Draw a right triangle in which the sides (other than hypotenuse) are of lengths 4 cm and 3 cm.Then construct another triangle whose sides are $\frac{\mathbf{5}}{\mathbf{3}}$ times the corresponding sides of the given triangle.
Steps of construction :
1. Draw a line segment AB = 4 cm. Draw a ray SA making 90° with it.
2. Draw an arc of 3 cm radius while taking A as its centre to intersect SA at C. Join BC.
$\triangle \mathrm{ABC}$ is the required triangle.
3. Draw a ray AX making an acute angle with AB, opposite to vertex C.
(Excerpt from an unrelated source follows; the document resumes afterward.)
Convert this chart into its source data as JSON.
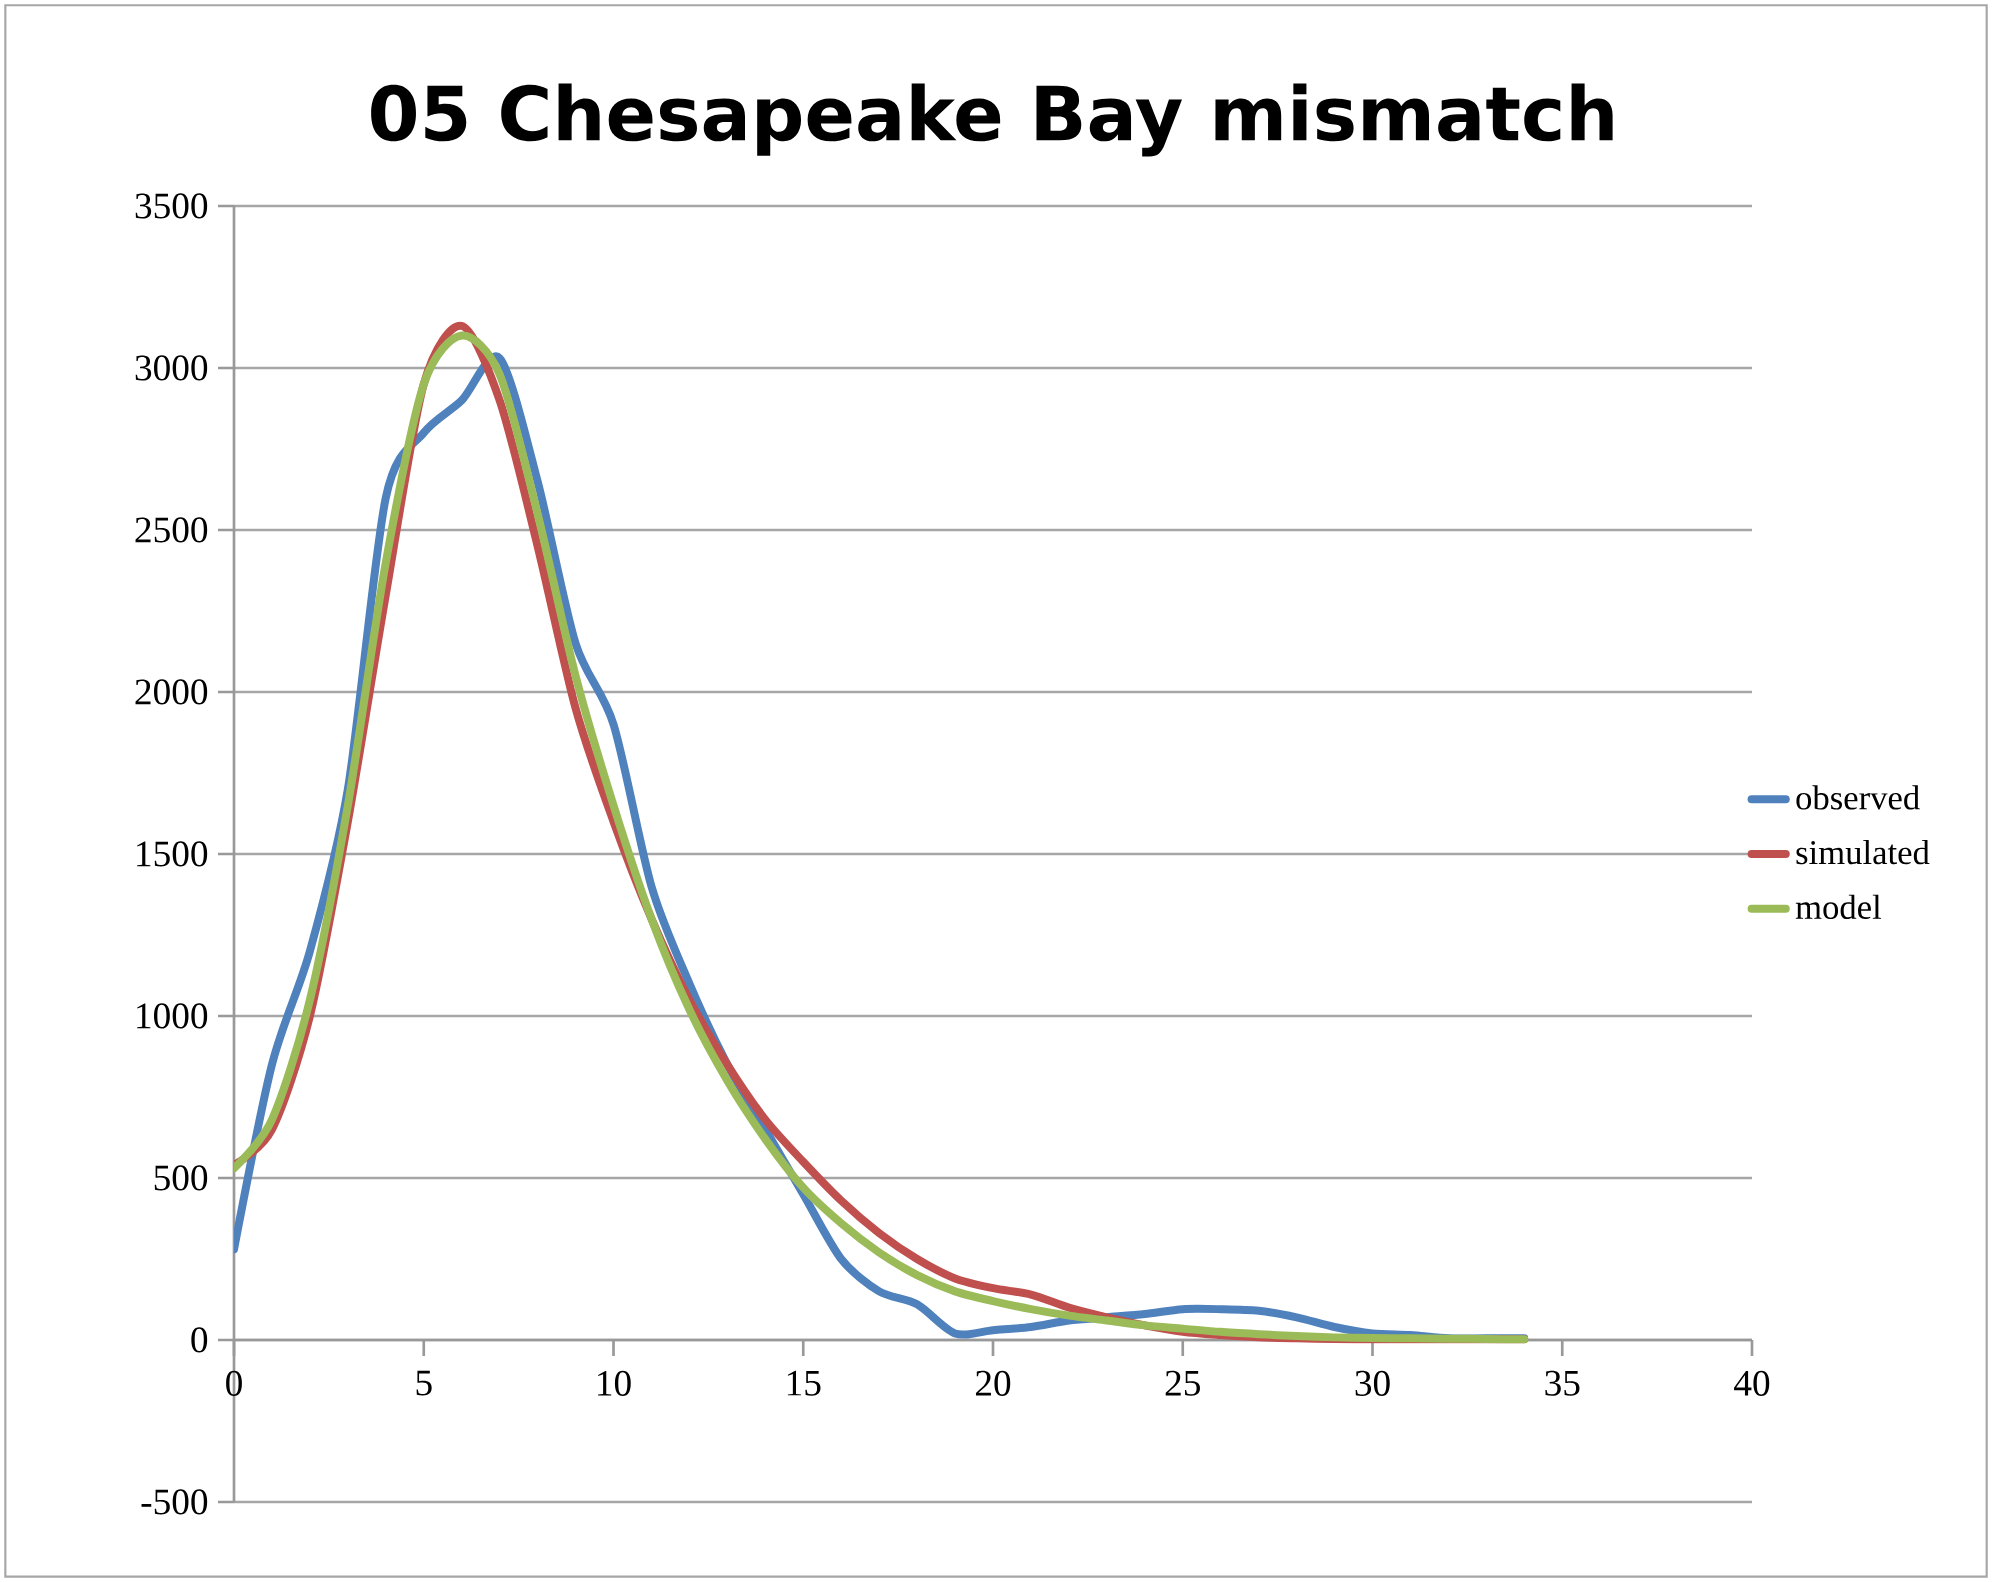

4. Mark 5 points (as 5 is greater in 5 and 3$), A_{1}, A_{2}, A_{3}, A_{4}, A_{5}$, on line segment $A X$ such that $\mathrm{AA}_{1}=\mathrm{A}_{1} \mathrm{~A}_{2}=\mathrm{A}_{2} \mathrm{~A}_{3}=\mathrm{A}_{3} \mathrm{~A}_{4}=\mathrm{A}_{4} \mathrm{~A}_{5} .$
5. Join $A_{3} B$. Draw a line through $A_{5}$ parallel to $A_{3} B$ intersecting extended line segment $A B$ at B'.
6. Through $\mathrm{B}^{\prime}$, draw a line parallel to $\mathrm{BC}$ intersecting extended line segment $\mathrm{AC}$ at $\mathrm{C}^{\prime}$.
$\triangle \mathrm{AB}^{\prime} \mathrm{C}^{\prime}$ is the required triangle.